Thank you to Hyperion Books for sending Darlene Barnes’ memoir, HUNGRY: What Eighty Ravenous Guys Taught Me about Life, Love, and the Power of Good Food. The actual book goes on sale August 6, 2013, so it’s coming up soon! Hungry, as it was pitched to us here at Literary Hoarders:
is based on her personal experience as the female chef of a frat house, Alpha Sig, at the University of Washington, Seattle. Offering fresh food, tough love and largely unsolicited advice to her college age customers, Barnes realizes that these “frat boys” are hungry not only for good food, but for the kind of care and attention previously absent from meals.
Laugh-out-loud funny and poignant, HUNGRY offers a female perspective on the real lives of young men, tells a tale of a woman’s determined struggle to find purpose, and explores the many ways that food feeds us.
Hungry opens with Darlene denouncing her way of life in Texas as too comfortable and too unfulfilling.
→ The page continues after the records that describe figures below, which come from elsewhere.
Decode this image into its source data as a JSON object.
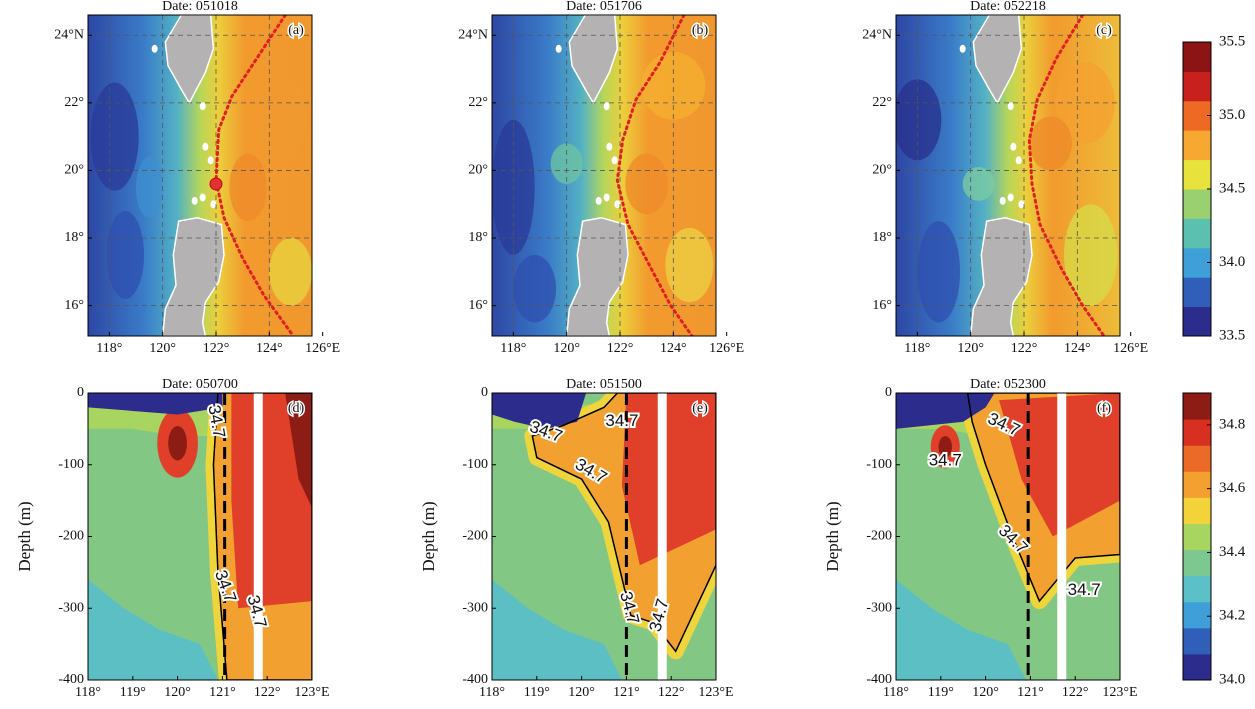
{
  "chart_data": [
    {
      "type": "map",
      "title": "Date: 051018",
      "panel_label": "(a)",
      "xlim": [
        117.2,
        125.6
      ],
      "ylim": [
        15.1,
        24.6
      ],
      "xticks": [
        {
          "value": 118,
          "label": "118°"
        },
        {
          "value": 120,
          "label": "120°"
        },
        {
          "value": 122,
          "label": "122°"
        },
        {
          "value": 124,
          "label": "124°"
        },
        {
          "value": 126,
          "label": "126°E"
        }
      ],
      "yticks": [
        {
          "value": 16,
          "label": "16°"
        },
        {
          "value": 18,
          "label": "18°"
        },
        {
          "value": 20,
          "label": "20°"
        },
        {
          "value": 22,
          "label": "22°"
        },
        {
          "value": 24,
          "label": "24°N"
        }
      ],
      "grid": true
    },
    {
      "type": "map",
      "title": "Date: 051706",
      "panel_label": "(b)",
      "xlim": [
        117.2,
        125.6
      ],
      "ylim": [
        15.1,
        24.6
      ],
      "xticks": [
        {
          "value": 118,
          "label": "118°"
        },
        {
          "value": 120,
          "label": "120°"
        },
        {
          "value": 122,
          "label": "122°"
        },
        {
          "value": 124,
          "label": "124°"
        },
        {
          "value": 126,
          "label": "126°E"
        }
      ],
      "yticks": [
        {
          "value": 16,
          "label": "16°"
        },
        {
          "value": 18,
          "label": "18°"
        },
        {
          "value": 20,
          "label": "20°"
        },
        {
          "value": 22,
          "label": "22°"
        },
        {
          "value": 24,
          "label": "24°N"
        }
      ],
      "grid": true
    },
    {
      "type": "map",
      "title": "Date: 052218",
      "panel_label": "(c)",
      "xlim": [
        117.2,
        125.6
      ],
      "ylim": [
        15.1,
        24.6
      ],
      "xticks": [
        {
          "value": 118,
          "label": "118°"
        },
        {
          "value": 120,
          "label": "120°"
        },
        {
          "value": 122,
          "label": "122°"
        },
        {
          "value": 124,
          "label": "124°"
        },
        {
          "value": 126,
          "label": "126°E"
        }
      ],
      "yticks": [
        {
          "value": 16,
          "label": "16°"
        },
        {
          "value": 18,
          "label": "18°"
        },
        {
          "value": 20,
          "label": "20°"
        },
        {
          "value": 22,
          "label": "22°"
        },
        {
          "value": 24,
          "label": "24°N"
        }
      ],
      "grid": true,
      "colorbar": {
        "lim": [
          33.5,
          35.5
        ],
        "ticks": [
          33.5,
          {
            "value": 34,
            "label": "34.0"
          },
          34.5,
          {
            "value": 35,
            "label": "35.0"
          },
          35.5
        ],
        "colors": [
          "#2b2c8c",
          "#2f5fb8",
          "#3f9fd8",
          "#5cc0b0",
          "#9ad070",
          "#e8e23c",
          "#f6a830",
          "#ee6a24",
          "#c8201c",
          "#8c1414"
        ]
      }
    },
    {
      "type": "section",
      "title": "Date: 050700",
      "panel_label": "(d)",
      "ylabel": "Depth (m)",
      "xlim": [
        118,
        123
      ],
      "ylim": [
        -400,
        0
      ],
      "xticks": [
        {
          "value": 118,
          "label": "118°"
        },
        {
          "value": 119,
          "label": "119°"
        },
        {
          "value": 120,
          "label": "120°"
        },
        {
          "value": 121,
          "label": "121°"
        },
        {
          "value": 122,
          "label": "122°"
        },
        {
          "value": 123,
          "label": "123°E"
        }
      ],
      "yticks": [
        -400,
        -300,
        -200,
        -100,
        0
      ],
      "contour_labels": [
        34.7,
        34.7,
        34.7
      ]
    },
    {
      "type": "section",
      "title": "Date: 051500",
      "panel_label": "(e)",
      "ylabel": "Depth (m)",
      "xlim": [
        118,
        123
      ],
      "ylim": [
        -400,
        0
      ],
      "xticks": [
        {
          "value": 118,
          "label": "118°"
        },
        {
          "value": 119,
          "label": "119°"
        },
        {
          "value": 120,
          "label": "120°"
        },
        {
          "value": 121,
          "label": "121°"
        },
        {
          "value": 122,
          "label": "122°"
        },
        {
          "value": 123,
          "label": "123°E"
        }
      ],
      "yticks": [
        -400,
        -300,
        -200,
        -100,
        0
      ],
      "contour_labels": [
        34.7,
        34.7,
        34.7,
        34.7,
        34.7
      ]
    },
    {
      "type": "section",
      "title": "Date: 052300",
      "panel_label": "(f)",
      "ylabel": "Depth (m)",
      "xlim": [
        118,
        123
      ],
      "ylim": [
        -400,
        0
      ],
      "xticks": [
        {
          "value": 118,
          "label": "118°"
        },
        {
          "value": 119,
          "label": "119°"
        },
        {
          "value": 120,
          "label": "120°"
        },
        {
          "value": 121,
          "label": "121°"
        },
        {
          "value": 122,
          "label": "122°"
        },
        {
          "value": 123,
          "label": "123°E"
        }
      ],
      "yticks": [
        -400,
        -300,
        -200,
        -100,
        0
      ],
      "contour_labels": [
        34.7,
        34.7,
        34.7,
        34.7
      ],
      "colorbar": {
        "lim": [
          34,
          34.9
        ],
        "ticks": [
          {
            "value": 34,
            "label": "34.0"
          },
          34.2,
          34.4,
          34.6,
          34.8
        ],
        "colors": [
          "#2b2c8c",
          "#2f5fb8",
          "#3f9fd8",
          "#5cc0c8",
          "#7cc890",
          "#a8d460",
          "#f2d43a",
          "#f4a030",
          "#ec6a28",
          "#d83020",
          "#8c1c14"
        ]
      }
    }
  ]
}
She also provides the reader with a searing and scathing critique of a former employer that makes you hope she changed their last name, or maybe not. That all depends on how much she wishes to let that particular family know of how strongly she despised them and their lifestyle. Her husband accepts a job in Seattle and with purpose she sets out to find a more meaningful and fulfilling job using her cooking skills. It’s also seems that with purpose she sets out to find long elusive satisfaction and happiness.
Darlene writes for two separate, yet related blogs on her site – one for her thoughts and recipes using real food and one that was used for the Hungry book and covers the fraternity cooking job. The tagline, “Cook. Real. Food.” is the one that is ever present throughout her book as well. Her demand, her desire, her need to ensure that she cooked only using real food and not the processed junk that was passed off as food in the neighbouring fraternities and sororities. There are a number of passages devoted to her struggles and frustrations with nailing down food suppliers and administration that would support this desire.
However, cooking for a house full of frat boys are not the only components that make up Hungry. Throughout we find Darlene continuing to experience un-fulfilment and continued unhappiness with her job at the Alpha Sig. Each year she questions her renewal of the contract and consistently seeks out other employment. Yet, she never does quit and the man responsible for hiring her consistently lets her know this, he knows she won’t submit her resignation. Darlene often seemed to struggle to find happiness and satisfaction in her job and over a period of time realizes that the jobs or careers we hold become more intricately involved in our lives than we may care for them to be. Here was where I sometimes struggled for her continued tales of dissatisfaction were made with liberal dashes of negativity and pessimism. I found this weighed the story down.
Now firmly entrenched in the frat house, Darlene receives text messages (that she replies to) in the dead of night, while on vacation and even while at home. She finds herself working there throughout the summer when she doesn’t really need to be present. She wants to make sure that the boys that do remain during the summer continue to eat properly. Her story and her mission to provide good food is dotted with tales and descriptions of particular boys/men that have touched her more than others. She finds herself becoming more deeply involved with the drama, heartache, frustration and the every day while at Alpha Sig. I can understand many of Darlene’s frustrations, there does come a time in everyone’s job where you just can’t take it anymore and become desperate to look for something, sometimes anything else, but realization dawns and you find yourself more part of a family than simply a “job”. It becomes harder and harder to let that go for there are always little gems and nuggets that do provide fulfillment.
Darlene’s most recent post of April 2013 on the “Hungry blog” is that she has indeed (finally?) left the Alpha Sigma Phi fraternity. Although there were many that touched her and she writes of those boys lovingly, she does seem to write about her final decision with a touch of disparagement, and the persistent desire to find true satisfaction or a kind of happiness that wasn’t available any longer at Alpha Sig.
“…its that after 6 1/2 years, a certain reality wore on me: cooking in a frat house is more like cooking in a prison than a restaurant, regardless of your budget or the character of the “inmates. But what made me leave in the end was that I wanted only one kind of repeat customer: the willing one. One of the central themes of my book is that no one else is responsible for your happiness and that when something is no longer working, it’s your job to work on something else.”
Hungry was an enjoyable read, and often reminded me of the research institute where I work – the people here become more like family and the focus for meeting the challenges of the daily grind, rather than complaints of the job itself. I enjoyed the tips and recipes that were included throughout and how these boys learning to become men endeared themselves to her, indeed, actually becoming quite dependant upon her (much like our administrative “den mother” (as I call her) here where I work.) However, there were times I struggled to overcome some of the pessimism that dragged down the story. Congrats on the memoir and cheers to you for bringing to light the need and attention to producing high quality meals using real food – and for showing that many times over this can be a far more economical way to prepare simple and easy dishes to feed the masses of hungry boys!